8.) Teamgeist steht bei Wars / Matches an erster Stelle. Squad Leader hat in den Wars die Entscheidungsgewalt.
9.) Die Member haben sich als solche zu identifizieren und den Clantag vor dem Namen zu tragen. Pflicht in jedem Spiel, für jeden Member.
10.) Der interne Bereich, die Clan-Page und die News sind regelmäßig zu besuchen. Foren- und Teamspeakaktivität ist erwünscht.
11.) Längere Abwesenheit ist vorher anzumelden.
12.) Trialmember haben eine Trailzeit von sechs Wochen. Über die endgültige Aufnahme entscheidet der ganze Clan.
13.) Trailmember können sich der Unterstützung aller festen Mitglieder sicher sein.
14.)  Wir distanzieren uns vom Schwarzkopierertum. Sämtliche Spiele werden  nur original gespielt, keine illegal erworbenen Versionen. Sobald  ersichtlich wird das jemand mit Raubkopien spielt wird dieser aus dem  Clan ausgeschlossen.
15.) Nur in einem Clan gleichzeitig sein. Kein Multiclan.

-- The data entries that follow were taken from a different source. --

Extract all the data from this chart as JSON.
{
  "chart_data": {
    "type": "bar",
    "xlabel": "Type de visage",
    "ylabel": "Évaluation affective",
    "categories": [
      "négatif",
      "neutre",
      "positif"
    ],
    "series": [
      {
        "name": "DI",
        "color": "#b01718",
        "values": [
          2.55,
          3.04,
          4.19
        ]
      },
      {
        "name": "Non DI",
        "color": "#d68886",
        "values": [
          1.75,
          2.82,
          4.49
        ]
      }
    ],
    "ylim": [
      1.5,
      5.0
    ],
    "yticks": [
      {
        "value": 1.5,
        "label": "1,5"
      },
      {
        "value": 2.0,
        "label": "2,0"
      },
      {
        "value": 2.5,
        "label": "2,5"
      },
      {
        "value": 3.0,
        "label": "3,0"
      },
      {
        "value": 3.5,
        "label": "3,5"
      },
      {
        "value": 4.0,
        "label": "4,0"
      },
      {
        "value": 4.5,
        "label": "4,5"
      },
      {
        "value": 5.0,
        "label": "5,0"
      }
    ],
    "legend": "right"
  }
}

*Nächster Termin der Teamsitzung: 26.05.11 (21 Uhr)*
*kurzes Brainstorming am Di, den 24.05.11 (Uhrzeit variabel)*


----------



## .Mac (27. Mai 2011)

Kleiner Nachtrag der 3. Besprechung, dieses mal nicht wirklich viel, da wir derzeit dabei sind die Webseite in Richtung launch zu bewegen.

<------- Dritte Besprechung des PCGHX "Clans" 26.05.2011   -------->

*Situation rund um die Webseite*
Das Design ist mittlerweile angepasst, Funktionen stehen soweit, es fehlen lediglich noch Anpassungen am Stylesheet, was bis, hoffe ich, Dienstag / Mittwoch erledigt ist. Sobald das Template einen Status erreicht hat wo ich sagen kann dass es "fertig" ist, wird der launch vorbereitet. Sobald der Launch stattgefunden hat, wird die Propaganda-Maschinerie des Clans gestartet und der Clan für die ersten Trial-Member eröffnet.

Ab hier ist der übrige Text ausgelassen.